The area is dedicated to Giordano Sangalli, a young partisan born in this neighborhood and killed by the Nazis near Rieti during the Second World War.
The Giordano Sangalli park hosts the Recherche space, an industrial warehouse dedicated to performing and digital arts. Here many artists can experiment with their theatrical and artistic ideas.
I had the opportunity to visit it one evening in May, when an actress and theater director friend of mine, whom I hadn’t seen in many years, presented a show of hers. I was sitting directly inside the scene sipping a good cocktail, when the show reminded me of all the expressiveness of art.
Even though I like to write in a didactic way, I really appreciated a show that gains strength in fragments, like when it shows a woman walking around while an apple keeps falling from her hand. The show involved me directly, when my friend called me to dance, while the other actresses invited other spectators.
After the show, my friend pointed out to me that I satisfied her artistic needs, because that scene was really meant for dancing with someone we hadn’t seen for a long time. I and the other spectators left the room completely emotional.
Two little parks
On the morning of January 1st, after the New Year’s Eve party, my wife and I decided to record a small promotional video for my novel. To film it, we went in search of a park in the Quadraro area.
We first stopped in the cherry orchard, a small green area nestled between the houses.

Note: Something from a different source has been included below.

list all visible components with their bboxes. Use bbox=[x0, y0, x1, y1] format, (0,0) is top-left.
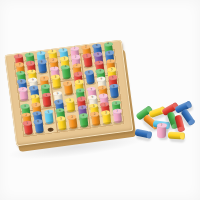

When we ventured inside, we realized it was too busy to record video.
So, I started playing ball with a little boy of African origin who immediately took a liking to me.
Afterwards, we went to Nicolò Blois park, separated by a railway line from the Torre del Fiscale park.
The park is a long and narrow green area characterized by a large wooden gazebo, which contains a strange table on which a chessboard is drawn.
Here we recorded the video, being careful not to be disturbed by the passing trains.